US disaster response commander Admiral Thad Allen said seepage and other anomalies had been found close to the blown-out well but none consequential enough to stop the well integrity test, now in its fifth day.
"We have agreed that we will go forward with another 24-hour period," he said.
Despite his optimism, AFP reports, Admiral Allen ordered BP to produce a "detailed timeline" by the end of Monday for restarting operations to contain the oil with a fleet of surface vessels if the cap had to be opened again.
The announcement last Thursday that BP had stopped the oil flow completely for the first time since April raised hope along the Gulf Coast that a three-month nightmare may soon be over.
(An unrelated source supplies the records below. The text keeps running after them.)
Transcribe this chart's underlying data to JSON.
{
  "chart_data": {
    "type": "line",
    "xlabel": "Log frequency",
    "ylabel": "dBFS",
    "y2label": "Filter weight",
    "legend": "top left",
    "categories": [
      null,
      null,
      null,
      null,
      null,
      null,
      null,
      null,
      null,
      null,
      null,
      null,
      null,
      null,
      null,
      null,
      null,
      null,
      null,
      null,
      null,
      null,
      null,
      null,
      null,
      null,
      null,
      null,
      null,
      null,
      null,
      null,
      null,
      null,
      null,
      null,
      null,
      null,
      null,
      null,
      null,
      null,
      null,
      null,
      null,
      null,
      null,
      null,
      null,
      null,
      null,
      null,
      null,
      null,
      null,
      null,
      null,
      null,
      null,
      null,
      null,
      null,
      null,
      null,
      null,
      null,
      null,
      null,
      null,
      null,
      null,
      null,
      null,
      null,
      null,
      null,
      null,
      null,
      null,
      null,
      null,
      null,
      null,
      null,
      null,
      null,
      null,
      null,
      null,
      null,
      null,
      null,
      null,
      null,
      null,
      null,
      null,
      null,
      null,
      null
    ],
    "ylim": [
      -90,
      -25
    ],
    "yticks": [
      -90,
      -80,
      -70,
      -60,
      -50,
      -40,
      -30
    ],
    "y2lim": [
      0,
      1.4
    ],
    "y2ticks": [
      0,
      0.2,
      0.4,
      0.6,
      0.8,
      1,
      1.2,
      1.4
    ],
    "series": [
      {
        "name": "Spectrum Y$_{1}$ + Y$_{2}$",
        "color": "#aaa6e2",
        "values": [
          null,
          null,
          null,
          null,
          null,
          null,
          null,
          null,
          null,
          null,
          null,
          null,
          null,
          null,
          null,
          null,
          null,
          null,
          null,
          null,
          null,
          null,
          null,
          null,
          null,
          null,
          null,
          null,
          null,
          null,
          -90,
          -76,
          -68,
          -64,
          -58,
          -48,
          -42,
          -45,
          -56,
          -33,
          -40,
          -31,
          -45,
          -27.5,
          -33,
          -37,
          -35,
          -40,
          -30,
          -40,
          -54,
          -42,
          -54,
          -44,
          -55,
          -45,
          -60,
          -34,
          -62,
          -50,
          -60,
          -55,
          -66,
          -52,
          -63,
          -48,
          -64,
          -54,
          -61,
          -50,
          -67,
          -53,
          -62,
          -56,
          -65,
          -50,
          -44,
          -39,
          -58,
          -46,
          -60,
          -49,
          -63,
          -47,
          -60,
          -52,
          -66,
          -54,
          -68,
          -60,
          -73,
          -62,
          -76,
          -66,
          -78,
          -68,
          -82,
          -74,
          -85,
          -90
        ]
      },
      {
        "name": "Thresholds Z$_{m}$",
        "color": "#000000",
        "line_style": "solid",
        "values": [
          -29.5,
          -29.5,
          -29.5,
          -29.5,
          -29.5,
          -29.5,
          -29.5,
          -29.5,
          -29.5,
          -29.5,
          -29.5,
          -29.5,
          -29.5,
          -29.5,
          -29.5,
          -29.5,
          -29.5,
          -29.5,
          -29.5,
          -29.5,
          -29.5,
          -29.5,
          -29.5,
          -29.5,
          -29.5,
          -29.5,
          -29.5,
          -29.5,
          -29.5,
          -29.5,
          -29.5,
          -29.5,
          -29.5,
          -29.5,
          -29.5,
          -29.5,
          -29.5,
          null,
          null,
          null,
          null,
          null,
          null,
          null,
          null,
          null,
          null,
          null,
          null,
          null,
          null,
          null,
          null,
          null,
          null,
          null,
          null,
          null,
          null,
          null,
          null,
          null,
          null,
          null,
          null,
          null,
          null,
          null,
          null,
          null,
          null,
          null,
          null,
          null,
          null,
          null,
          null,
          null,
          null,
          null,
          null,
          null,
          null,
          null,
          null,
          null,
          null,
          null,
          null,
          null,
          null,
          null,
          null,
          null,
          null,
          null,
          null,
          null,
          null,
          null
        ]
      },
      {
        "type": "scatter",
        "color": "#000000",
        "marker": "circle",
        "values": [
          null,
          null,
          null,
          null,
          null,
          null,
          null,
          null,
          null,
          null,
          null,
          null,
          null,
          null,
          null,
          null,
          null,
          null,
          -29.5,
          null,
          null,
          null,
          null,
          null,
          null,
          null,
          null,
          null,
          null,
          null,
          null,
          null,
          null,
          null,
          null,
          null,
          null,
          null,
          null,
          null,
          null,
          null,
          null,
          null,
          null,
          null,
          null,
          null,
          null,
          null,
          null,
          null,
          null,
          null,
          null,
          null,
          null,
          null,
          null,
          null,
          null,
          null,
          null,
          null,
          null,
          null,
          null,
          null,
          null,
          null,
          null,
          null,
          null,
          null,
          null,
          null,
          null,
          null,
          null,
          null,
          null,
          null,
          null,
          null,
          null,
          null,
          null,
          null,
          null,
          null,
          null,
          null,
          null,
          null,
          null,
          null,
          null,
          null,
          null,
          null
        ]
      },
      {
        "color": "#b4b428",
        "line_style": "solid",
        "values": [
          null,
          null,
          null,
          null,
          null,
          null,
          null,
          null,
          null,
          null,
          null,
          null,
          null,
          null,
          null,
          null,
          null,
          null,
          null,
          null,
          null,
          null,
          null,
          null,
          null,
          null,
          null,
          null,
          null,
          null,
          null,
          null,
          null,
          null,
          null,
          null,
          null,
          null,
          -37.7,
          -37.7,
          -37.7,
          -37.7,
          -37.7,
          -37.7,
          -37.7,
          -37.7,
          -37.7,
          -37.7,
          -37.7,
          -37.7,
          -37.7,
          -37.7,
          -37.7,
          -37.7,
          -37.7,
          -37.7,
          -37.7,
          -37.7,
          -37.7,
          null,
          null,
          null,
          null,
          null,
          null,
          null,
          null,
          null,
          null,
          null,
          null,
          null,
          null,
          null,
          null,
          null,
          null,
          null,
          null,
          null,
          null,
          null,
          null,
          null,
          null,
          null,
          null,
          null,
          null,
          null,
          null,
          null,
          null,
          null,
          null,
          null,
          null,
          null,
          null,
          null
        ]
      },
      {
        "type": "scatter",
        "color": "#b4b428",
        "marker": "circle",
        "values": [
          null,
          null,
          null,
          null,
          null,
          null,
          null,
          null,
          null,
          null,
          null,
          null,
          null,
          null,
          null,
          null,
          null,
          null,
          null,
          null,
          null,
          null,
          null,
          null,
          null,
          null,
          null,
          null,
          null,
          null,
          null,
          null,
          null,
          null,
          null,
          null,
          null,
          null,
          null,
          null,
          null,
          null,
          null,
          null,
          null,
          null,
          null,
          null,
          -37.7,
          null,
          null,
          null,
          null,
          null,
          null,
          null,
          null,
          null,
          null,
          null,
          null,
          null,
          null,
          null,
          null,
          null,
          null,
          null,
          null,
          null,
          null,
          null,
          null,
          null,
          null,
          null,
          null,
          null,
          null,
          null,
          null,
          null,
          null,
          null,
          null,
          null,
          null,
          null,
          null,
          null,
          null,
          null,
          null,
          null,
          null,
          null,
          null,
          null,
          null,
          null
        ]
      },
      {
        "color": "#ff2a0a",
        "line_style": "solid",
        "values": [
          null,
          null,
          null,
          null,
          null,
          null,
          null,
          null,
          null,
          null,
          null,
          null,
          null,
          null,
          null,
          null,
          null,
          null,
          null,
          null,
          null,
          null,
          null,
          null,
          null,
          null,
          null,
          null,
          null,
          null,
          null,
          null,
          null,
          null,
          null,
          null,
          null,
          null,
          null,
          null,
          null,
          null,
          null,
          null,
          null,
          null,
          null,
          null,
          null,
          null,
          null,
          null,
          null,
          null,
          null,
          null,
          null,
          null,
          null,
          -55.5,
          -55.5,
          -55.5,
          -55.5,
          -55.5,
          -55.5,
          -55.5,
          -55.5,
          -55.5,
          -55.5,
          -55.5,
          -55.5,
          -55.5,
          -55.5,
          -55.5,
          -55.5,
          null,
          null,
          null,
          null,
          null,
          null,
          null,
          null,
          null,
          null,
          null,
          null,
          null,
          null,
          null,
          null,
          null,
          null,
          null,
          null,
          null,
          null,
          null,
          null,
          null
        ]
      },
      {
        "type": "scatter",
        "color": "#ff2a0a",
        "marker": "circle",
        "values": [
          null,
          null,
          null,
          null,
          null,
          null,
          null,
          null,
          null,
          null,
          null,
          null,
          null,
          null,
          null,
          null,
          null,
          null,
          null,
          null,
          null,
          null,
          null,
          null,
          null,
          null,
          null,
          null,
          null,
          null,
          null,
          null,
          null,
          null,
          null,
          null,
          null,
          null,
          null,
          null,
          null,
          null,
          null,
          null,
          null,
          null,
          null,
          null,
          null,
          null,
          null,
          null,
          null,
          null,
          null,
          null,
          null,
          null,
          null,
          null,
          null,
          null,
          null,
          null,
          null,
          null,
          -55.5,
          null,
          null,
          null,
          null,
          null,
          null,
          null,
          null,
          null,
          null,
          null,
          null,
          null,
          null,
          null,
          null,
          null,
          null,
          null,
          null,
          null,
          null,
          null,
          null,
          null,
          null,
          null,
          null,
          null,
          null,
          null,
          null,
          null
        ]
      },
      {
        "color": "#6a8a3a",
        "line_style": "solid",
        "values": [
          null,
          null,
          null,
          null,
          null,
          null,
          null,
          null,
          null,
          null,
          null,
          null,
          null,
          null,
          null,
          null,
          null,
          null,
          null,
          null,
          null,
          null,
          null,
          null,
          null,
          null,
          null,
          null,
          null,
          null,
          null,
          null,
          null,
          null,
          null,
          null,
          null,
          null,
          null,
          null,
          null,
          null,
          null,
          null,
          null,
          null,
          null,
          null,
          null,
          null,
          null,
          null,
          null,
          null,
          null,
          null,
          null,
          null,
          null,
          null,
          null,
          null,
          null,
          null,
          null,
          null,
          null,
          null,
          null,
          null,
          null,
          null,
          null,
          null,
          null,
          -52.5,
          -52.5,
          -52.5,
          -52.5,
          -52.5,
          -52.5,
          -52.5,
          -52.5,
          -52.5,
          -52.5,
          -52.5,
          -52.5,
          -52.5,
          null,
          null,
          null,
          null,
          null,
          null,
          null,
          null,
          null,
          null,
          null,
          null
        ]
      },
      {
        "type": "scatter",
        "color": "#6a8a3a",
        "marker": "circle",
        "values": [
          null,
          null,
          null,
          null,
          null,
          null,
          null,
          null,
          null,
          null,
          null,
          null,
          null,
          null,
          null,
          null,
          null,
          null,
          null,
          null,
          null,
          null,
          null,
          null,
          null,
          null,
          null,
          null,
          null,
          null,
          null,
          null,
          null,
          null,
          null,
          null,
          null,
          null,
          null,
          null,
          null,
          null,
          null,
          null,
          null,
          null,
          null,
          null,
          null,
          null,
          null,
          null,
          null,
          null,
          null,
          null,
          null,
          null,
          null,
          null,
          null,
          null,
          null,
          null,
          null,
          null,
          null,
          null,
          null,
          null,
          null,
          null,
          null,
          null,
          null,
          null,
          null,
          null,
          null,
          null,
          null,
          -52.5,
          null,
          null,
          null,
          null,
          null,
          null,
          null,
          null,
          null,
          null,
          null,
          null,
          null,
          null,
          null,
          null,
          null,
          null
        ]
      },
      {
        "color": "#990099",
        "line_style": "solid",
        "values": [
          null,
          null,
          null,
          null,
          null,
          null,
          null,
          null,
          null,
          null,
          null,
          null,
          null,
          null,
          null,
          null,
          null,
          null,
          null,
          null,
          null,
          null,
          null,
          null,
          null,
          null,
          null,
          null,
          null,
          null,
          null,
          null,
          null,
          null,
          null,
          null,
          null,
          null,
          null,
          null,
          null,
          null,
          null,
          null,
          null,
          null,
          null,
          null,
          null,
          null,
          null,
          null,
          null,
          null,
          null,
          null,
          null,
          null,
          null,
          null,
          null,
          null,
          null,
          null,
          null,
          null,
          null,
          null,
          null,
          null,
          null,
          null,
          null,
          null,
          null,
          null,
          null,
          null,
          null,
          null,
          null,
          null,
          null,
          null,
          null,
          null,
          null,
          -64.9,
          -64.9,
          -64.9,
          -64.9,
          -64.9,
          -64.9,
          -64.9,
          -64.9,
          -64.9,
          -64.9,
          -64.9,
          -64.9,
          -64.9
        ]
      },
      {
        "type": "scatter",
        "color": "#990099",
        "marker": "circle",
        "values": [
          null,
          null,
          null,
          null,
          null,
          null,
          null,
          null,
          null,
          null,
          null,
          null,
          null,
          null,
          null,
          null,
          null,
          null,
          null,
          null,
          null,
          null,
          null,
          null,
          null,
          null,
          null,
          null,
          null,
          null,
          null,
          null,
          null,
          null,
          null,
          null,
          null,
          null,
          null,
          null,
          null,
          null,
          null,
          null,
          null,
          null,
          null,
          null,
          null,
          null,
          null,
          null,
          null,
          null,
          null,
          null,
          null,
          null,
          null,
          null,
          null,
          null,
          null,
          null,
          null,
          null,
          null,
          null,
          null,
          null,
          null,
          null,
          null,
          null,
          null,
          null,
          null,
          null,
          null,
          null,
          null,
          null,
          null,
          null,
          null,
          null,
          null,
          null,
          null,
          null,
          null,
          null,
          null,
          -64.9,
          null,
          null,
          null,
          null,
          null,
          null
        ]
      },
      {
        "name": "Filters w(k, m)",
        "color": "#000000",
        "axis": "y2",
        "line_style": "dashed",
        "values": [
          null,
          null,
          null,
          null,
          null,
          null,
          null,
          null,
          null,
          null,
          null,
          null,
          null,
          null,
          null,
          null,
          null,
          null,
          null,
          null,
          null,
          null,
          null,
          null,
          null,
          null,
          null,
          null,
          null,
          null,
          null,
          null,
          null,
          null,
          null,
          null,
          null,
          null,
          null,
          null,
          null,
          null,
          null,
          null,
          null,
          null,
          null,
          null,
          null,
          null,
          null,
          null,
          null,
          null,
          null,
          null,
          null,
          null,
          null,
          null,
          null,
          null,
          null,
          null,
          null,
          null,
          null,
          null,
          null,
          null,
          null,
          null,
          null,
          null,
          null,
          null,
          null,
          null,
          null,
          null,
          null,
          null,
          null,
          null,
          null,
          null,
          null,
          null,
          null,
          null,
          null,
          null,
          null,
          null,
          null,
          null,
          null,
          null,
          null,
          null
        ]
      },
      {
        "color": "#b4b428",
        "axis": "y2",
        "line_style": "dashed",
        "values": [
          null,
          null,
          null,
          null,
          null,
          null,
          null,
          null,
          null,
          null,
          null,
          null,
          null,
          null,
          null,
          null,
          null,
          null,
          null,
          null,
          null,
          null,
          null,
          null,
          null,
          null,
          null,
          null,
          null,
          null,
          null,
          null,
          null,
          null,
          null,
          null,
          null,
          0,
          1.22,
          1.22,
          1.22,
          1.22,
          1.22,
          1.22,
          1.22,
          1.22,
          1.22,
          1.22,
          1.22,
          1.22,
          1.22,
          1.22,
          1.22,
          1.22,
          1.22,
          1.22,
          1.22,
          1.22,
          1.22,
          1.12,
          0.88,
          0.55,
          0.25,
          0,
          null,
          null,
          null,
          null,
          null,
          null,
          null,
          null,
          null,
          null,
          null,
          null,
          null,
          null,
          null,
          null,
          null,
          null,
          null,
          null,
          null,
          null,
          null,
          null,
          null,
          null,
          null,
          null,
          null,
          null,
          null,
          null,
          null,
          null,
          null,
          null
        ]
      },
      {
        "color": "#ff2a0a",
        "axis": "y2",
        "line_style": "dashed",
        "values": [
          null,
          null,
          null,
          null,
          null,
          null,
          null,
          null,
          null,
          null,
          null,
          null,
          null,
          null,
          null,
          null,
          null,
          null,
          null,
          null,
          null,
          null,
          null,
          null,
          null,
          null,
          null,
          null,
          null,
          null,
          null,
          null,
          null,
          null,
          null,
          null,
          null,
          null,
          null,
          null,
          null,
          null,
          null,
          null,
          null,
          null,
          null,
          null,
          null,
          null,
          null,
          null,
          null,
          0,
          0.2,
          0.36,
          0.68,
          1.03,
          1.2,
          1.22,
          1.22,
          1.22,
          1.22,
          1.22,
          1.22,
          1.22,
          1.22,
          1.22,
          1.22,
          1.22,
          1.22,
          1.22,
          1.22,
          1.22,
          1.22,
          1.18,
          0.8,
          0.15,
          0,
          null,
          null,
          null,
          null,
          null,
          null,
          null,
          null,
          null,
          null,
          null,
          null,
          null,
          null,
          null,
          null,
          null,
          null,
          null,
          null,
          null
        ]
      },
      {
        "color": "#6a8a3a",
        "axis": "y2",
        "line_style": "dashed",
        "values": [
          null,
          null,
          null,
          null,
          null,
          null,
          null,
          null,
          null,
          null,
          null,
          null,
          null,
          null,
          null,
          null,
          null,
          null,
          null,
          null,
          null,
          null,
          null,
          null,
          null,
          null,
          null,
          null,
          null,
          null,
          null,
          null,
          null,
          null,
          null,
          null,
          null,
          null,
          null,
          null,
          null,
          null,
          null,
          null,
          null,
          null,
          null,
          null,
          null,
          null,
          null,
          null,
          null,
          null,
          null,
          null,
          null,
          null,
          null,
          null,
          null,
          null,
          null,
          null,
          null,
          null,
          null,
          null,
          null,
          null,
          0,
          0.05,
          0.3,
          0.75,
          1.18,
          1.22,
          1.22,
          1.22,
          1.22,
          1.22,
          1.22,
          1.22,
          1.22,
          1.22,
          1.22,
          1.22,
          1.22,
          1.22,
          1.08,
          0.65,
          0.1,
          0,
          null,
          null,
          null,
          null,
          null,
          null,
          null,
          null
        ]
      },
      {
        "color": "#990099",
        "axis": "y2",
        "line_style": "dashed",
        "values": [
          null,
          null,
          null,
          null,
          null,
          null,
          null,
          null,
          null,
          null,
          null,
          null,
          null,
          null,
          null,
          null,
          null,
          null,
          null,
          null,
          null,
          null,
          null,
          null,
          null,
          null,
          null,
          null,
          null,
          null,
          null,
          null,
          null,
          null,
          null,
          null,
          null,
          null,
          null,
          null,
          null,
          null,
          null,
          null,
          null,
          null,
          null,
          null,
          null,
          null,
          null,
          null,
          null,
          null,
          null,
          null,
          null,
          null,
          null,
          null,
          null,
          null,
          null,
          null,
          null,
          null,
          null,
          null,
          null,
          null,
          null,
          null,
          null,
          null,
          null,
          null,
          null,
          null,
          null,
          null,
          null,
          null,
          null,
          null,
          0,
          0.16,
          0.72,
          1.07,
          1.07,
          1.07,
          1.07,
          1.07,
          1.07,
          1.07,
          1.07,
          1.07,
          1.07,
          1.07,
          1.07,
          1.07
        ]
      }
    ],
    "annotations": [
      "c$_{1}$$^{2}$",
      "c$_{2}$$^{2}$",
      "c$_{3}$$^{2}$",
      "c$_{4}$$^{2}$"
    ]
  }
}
'Static kill' idea floated
Measuring devices on BP's cap have given steadily increasing high-pressure readings, which would indicate there are no major leaks in the well bore that stretches an astonishing four kilometres below the seabed.
Both Admiral Allen and BP are floating the idea of a new operation to plug the well called the "static kill" - very much like the "top kill" operation that failed almost two months ago.
BP says the idea would be to send down heavy drilling mud through the giant blowout preventer valve that sits on top on of the well and then inject cement to seal it.